ムニューシン米財務長官は14日、米中が「第1段階」の通商合意に至ったことについて、世界経済の成長にとって「非常に良い」と述べた上で、第2段階の合意には複数回の段階を経て至る可能性があるとした。カタールで開かれたドーハフォーラムで語った。

米中両政府は13日、通商協議で「第1段階」の合意に至った。
ムニューシン長官は「第1段階」合意の詳細を記したファクトシートは双方による事実と文言のチェックが終わった後、14日遅くか15日に明らかになると述べた。
長官は「『第1段階』の合意が来年1月に完全に履行されることを期待する」とし、「最も重要なのは、履行可能な『第1段階』合意の確実な履行だ。その後に、『第2段階』合意の交渉を始める」と強調した。

その上で、「『第2段階』には重要な課題が残っている」とし、「第2段階」の中でも、おそらくはA、B、Cとさらに段階が分かれるとの見方を示した。
通商合意によってトランプ米大統領の再選の可能性は高まるかと問われると、長官は「大統領は何が起ころうと再選するだろう。大統領は素晴らしい経済を築くとともに、国家の安全保障に非常に力を入れているからだ」と語った。

また、米政府が多くの国に幅広く、定期的に制裁を課すことで、世界の準備通貨としてのドルの長期的な地位が損なわれる可能性について問われると、制裁は軍事衝突の代替手段としてしばしば用いられると説明。
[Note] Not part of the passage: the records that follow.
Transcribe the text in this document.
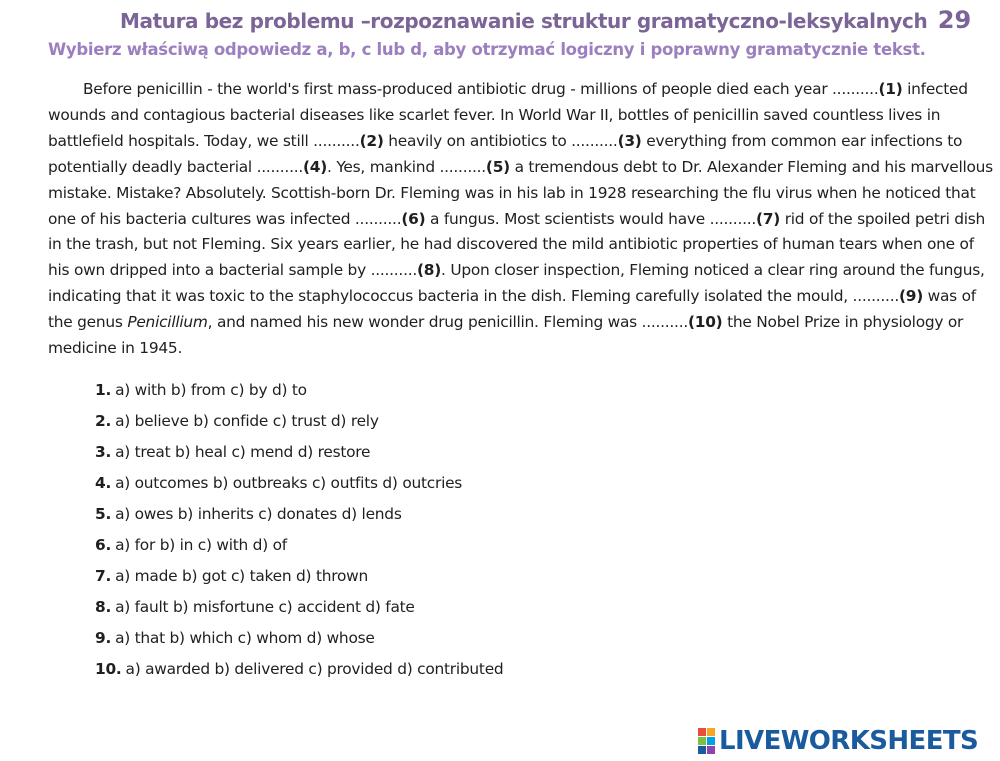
Matura bez problemu –rozpoznawanie struktur gramatyczno-leksykalnych 29
Wybierz właściwą odpowiedz a, b, c lub d, aby otrzymać logiczny i poprawny gramatycznie tekst.
Before penicillin - the world's first mass-produced antibiotic drug - millions of people died each year ..........(1) infected
wounds and contagious bacterial diseases like scarlet fever. In World War II, bottles of penicillin saved countless lives in
battlefield hospitals. Today, we still ..........(2) heavily on antibiotics to ..........(3) everything from common ear infections to
potentially deadly bacterial ..........(4). Yes, mankind ..........(5) a tremendous debt to Dr. Alexander Fleming and his marvellous
mistake. Mistake? Absolutely. Scottish-born Dr. Fleming was in his lab in 1928 researching the flu virus when he noticed that
one of his bacteria cultures was infected ..........(6) a fungus. Most scientists would have ..........(7) rid of the spoiled petri dish
in the trash, but not Fleming. Six years earlier, he had discovered the mild antibiotic properties of human tears when one of
his own dripped into a bacterial sample by ..........(8). Upon closer inspection, Fleming noticed a clear ring around the fungus,
indicating that it was toxic to the staphylococcus bacteria in the dish. Fleming carefully isolated the mould, ..........(9) was of
the genus Penicillium, and named his new wonder drug penicillin. Fleming was ..........(10) the Nobel Prize in physiology or
medicine in 1945.
1. a) with b) from c) by d) to
2. a) believe b) confide c) trust d) rely
3. a) treat b) heal c) mend d) restore
4. a) outcomes b) outbreaks c) outfits d) outcries
5. a) owes b) inherits c) donates d) lends
6. a) for b) in c) with d) of
7. a) made b) got c) taken d) thrown
8. a) fault b) misfortune c) accident d) fate
9. a) that b) which c) whom d) whose
10. a) awarded b) delivered c) provided d) contributed
LIVEWORKSHEETS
「だが、われわれが制裁について注意深くしていなければ、人々は他の通貨を使い始めるだろう」とも述べた。

統括

無事に第1段階合意に達し、まずは一安心というところ。このあと市場はどのように動くか。
懸念材料の米中通商協議と英国EU離脱は良い結果となり、悪材料は現状出尽くした。
利益確定させる動きと、次への期待どちらが勝つかに注目である。

一安心と言っても、まだ安全圏でないと考える。
12/15追加関税も見送っただけで、中止ではない。
第2段階合意に向けて、また圧力と報復が繰り返されるだろう。
米中貿易戦争はまだ終わった訳ではない。